We got through gates and stopped with everyone around us to put our hands over our hearts as the National Anthem came over the loudspeaker. It was a child’s voice, a beautiful voice. My kids both looked at me. I could see they were more than impressed that a child was starting this whole thing off. I raised my eyebrows and nodded as if to say, “Yes. That’s a kid singing the National Anthem.” When the song was over, both of my children looked at me for permission to walk forward. I gave an approving nod and we headed in.
We made our way through the crowd and took a seat on ground as close to the action as we could. It was perfect. We went to where the crowd thinned out, and sat on the ground next to an elderly man in a wheelchair who was with his family.
The announcer asked the crowd to observe a moment of silence for all those lost in battle. The kids looked up at me and I nodded putting my finger over my mouth. We stood silent for a moment and then the action started.
The planes took off right in front of us, and when the pilots came in from their performance or got ready to board, they were just feet away. It was absolutely awesome.
As we got comfortable, I noticed my son looking at the man in the wheelchair. He had an Air Force hat on and it was clear he was a Veteran. As the planes came and went, I could see my son watching the man’s reaction. Thinking about him. Where he served. What he did in World War II. As each plane came whizzing by, he would take a moment to check the reaction of the Veteran next to him.
The man was stoic, reflective, and quiet.
One of the pilots was going through the crowd taking pictures and signing program books. I told my children to head over to get an autograph and meet him. As they got up, my son stopped by the man in wheelchair and whispered something in his ear. The man was moved to tears.
“Dad, what’s wrong?” his daughter asked.
“That young man just thanked me for my service.” he said.
“Oh my goodness. How sweet.” the woman said. Then she went over to my son, bent down, looked him in the eyes and said, “Thank you. That was very nice of you to remember what my father did.”
I watched all of this happening and was speechless. I was overcome with emotion. I could see my son was emotional too.

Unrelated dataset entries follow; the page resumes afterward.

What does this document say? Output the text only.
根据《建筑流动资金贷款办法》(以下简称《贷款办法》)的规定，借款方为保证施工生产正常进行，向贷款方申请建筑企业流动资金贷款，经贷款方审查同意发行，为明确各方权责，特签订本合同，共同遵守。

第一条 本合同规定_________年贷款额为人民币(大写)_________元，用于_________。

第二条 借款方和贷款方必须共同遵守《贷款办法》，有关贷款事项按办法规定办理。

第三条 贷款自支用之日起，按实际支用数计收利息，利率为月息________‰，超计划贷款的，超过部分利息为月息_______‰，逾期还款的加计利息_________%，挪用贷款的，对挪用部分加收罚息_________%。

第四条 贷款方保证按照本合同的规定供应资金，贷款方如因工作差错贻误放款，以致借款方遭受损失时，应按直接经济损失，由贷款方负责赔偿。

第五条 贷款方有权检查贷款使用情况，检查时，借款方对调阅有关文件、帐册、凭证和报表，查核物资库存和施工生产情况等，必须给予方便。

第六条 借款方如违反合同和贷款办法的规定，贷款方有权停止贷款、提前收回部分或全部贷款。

I could see he was trying not to cry, blinking away tears, taking deep breaths as he stood in line to get an autograph from the pilot.
When he came back and took a seat beside me I said, “That was so nice of you to show your gratitude to that man for serving our country.” He bit his lip and nodded still holding back his emotion. “It’s ok to be emotional. It makes me cry too.” I told him.
And with that, I hugged him and he fell into my chest and we cried.
We didn’t know this man’s story. We didn’t know all he had seen during the war, or what the specifics of his service were. We just knew that he was brave enough and selfless enough to fight for us, even before we were born. Even though he had never met us. And for my son, who is just ten years old, to recognize this- I was so proud.
This is why we stand and put our hands over our hearts. This is why we take off our hats. This is why we observe moments of silence; because there are no words to express our gratitude for the sacrifice and bravery of those who serve our country.
We will always be thankful and we will never forget.